An open API service indexing awesome lists of open source software.

https://github.com/acrlabs/prom2parquet

Remote write target for Prometheus that saves metrics to parquet files
https://github.com/acrlabs/prom2parquet

Last synced: 5 months ago
JSON representation

Remote write target for Prometheus that saves metrics to parquet files

Awesome Lists containing this project

README

          

![build status](https://github.com/acrlabs/prom2parquet/actions/workflows/verify.yml/badge.svg)

# prom2parquet

Remote write target for Prometheus that saves metrics to parquet files

**⚠️ This should be considered an alpha project. ⚠️**
In particular, the schema for the saved Parquet files is likely to change in the future.

## Overview

The prom2parquet remote write endpoint for Prometheus listens for incoming datapoints from Prometheus and saves them to
[parquet files](https://parquet.apache.org) in a user-configurable location. This can either (currently) be pod-local
storage or to an AWS S3 bucket. Metrics are saved in the following directory structure:

```
/data///2024022021.parquet
```

Each file for a particular metric will have the same schema, but different metrics may have different schemas. At a
minimum, each file has a `timestamp` and a `value` column, and a variety of other extracted columns corresponding to the
labels on the Prometheus timeseries. They also have a "catch-all" `labels` column to contain other unextracted columns.

## Usage

```
Usage:
prom2parquet [flags]

Flags:
--backend backend supported remote backends for saving parquet files
(valid options: none, s3/aws) (default local)
--backend-root string root path/location for the specified backend (e.g. bucket name for AWS S3)
(default "/data")
-h, --help help for prom2parquet
--prefix string directory prefix for saving parquet files
-p, --server-port int port for the remote write endpoint to listen on (default 1234)
-v, --verbosity verbosity log level (valid options: debug, error, fatal, info, panic, trace, warning/warn)
(default info)
```

Here is a brief overview of the options:

### backend

Where to store the Parquet files;; currently supports pod-local storage and AWS S3.

### backend-root

"Root" location for the backend storage. For pod-local storage this is the base directory, for AWS S3 this is the
bucket name.

### prefix

This option provides a prefix that can be used to differentiate between metrics collections.

### server-port

What port prom2parquet should listen on for timeseries data from Prometheus.

## Configuring Prometheus

Prometheus needs to know where to send timeseries data. You can include this block in your Prometheus's `config.yml`:

```yaml
remote_write:
- url: http://prom2parquet-svc.monitoring:1234/receive
remote_timeout: 30s
```

Alternately, if you're using the [Prometheus operator](https://prometheus-operator.dev), you can add this configuration
to your Prometheus custom resource:

```yaml
spec:
remoteWrite:
- url: http://prom2parquet-svc.monitoring:1234/receive
```

## Contributing

We welcome any and all contributions to prom2parquet project! Please open a pull request.

### Development

To set up your development environment, run `git submodule init && git submodule update` and `make setup`. To build
`prom2parquet`, run `make build`.

This project uses [🔥Config](https://github.com/acrlabs/fireconfig) to generate Kubernetes manifests from definitions
located in `./k8s/`. If you want to use this mechanism for deploying prom2parquet, you can just type `make` to build
the executable, create and push the Docker images, and deploy to the configured Kubernetes cluster.
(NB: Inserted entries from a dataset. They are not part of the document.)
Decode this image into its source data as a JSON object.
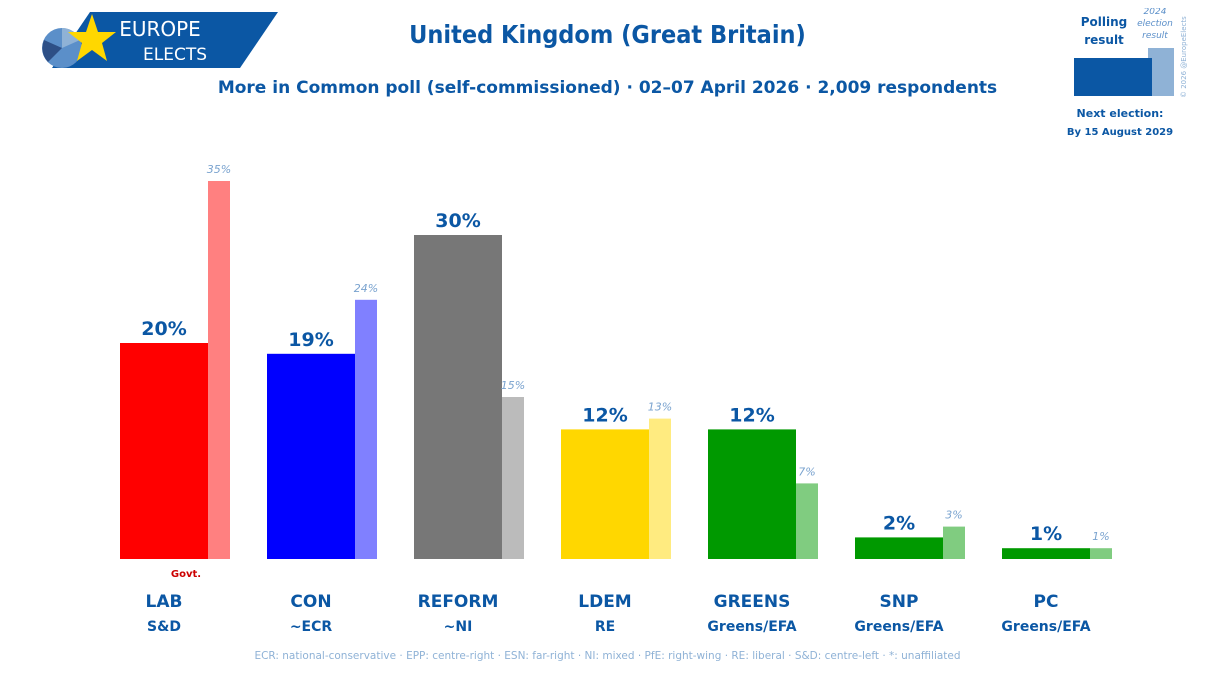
{
  "brand": {
    "line1": "EUROPE",
    "line2": "ELECTS"
  },
  "header": {
    "title": "United Kingdom (Great Britain)",
    "subtitle": "More in Common poll (self-commissioned) · 02–07 April 2026 · 2,009 respondents"
  },
  "legend": {
    "polling_label_1": "Polling",
    "polling_label_2": "result",
    "prev_label_1": "2024",
    "prev_label_2": "election",
    "prev_label_3": "result",
    "copyright": "© 2026 @EuropeElects",
    "next_election_label": "Next election:",
    "next_election_date": "By 15 August 2029"
  },
  "footnote": "ECR: national-conservative · EPP: centre-right · ESN: far-right · NI: mixed · PfE: right-wing · RE: liberal · S&D: centre-left · *: unaffiliated",
  "chart_data": {
    "type": "bar",
    "categories": [
      "LAB",
      "CON",
      "REFORM",
      "LDEM",
      "GREENS",
      "SNP",
      "PC"
    ],
    "groups": [
      "S&D",
      "~ECR",
      "~NI",
      "RE",
      "Greens/EFA",
      "Greens/EFA",
      "Greens/EFA"
    ],
    "annotations": [
      "Govt.",
      "",
      "",
      "",
      "",
      "",
      ""
    ],
    "series": [
      {
        "values": [
          20,
          19,
          30,
          12,
          12,
          2,
          1
        ]
      },
      {
        "values": [
          35,
          24,
          15,
          13,
          7,
          3,
          1
        ]
      }
    ],
    "colors": [
      "#ff0000",
      "#0000ff",
      "#777777",
      "#ffd700",
      "#009900",
      "#009900",
      "#009900"
    ],
    "prev_colors": [
      "#ff8080",
      "#8080ff",
      "#bbbbbb",
      "#ffeb80",
      "#80cc80",
      "#80cc80",
      "#80cc80"
    ],
    "ylim": [
      0,
      38
    ],
    "grid": false
  }
}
All build artifacts are placed in the `.build/` subdirectory. You can remove this directory or run `make clean` to
clean up.

### Testing

Run `make test` to run all the unit/integration tests. If you want to test using pod-local storage, and you want to
flush the Parquet files to disk without terminating the pod (e.g., so you can copy them elsewhere), you can send the
process a SIGUSR1:

```
> kubectl exec prom2parquet-pod -- kill -s SIGUSR1
> kubectl cp prom2parquet-pod:/path/to/files ./
```

### Code of Conduct

Applied Computing Research Labs has a strict code of conduct we expect all contributors to adhere to. Please read the
[full text](https://github.com/acrlabs/simkube/blob/master/CODE_OF_CONDUCT.md) so that you understand the expectations
upon you as a contributor.

### Copyright and Licensing

SimKube is licensed under the [MIT License](https://github.com/acrlabs/simkube/blob/master/LICENSE). Contributors to
this project agree that they own the copyrights to all contributed material, and agree to license your contributions
under the same terms. This is "inbound=outbound", and is the [GitHub
default](https://docs.github.com/en/site-policy/github-terms/github-terms-of-service#6-contributions-under-repository-license).

> [!WARNING]
> Due to the uncertain nature of copyright and IP law, this repository does not accept contributions that have been all
> or partially generated with GitHub Copilot or other LLM-based code generation tools. Please disable any such tools
> before authoring changes to this project.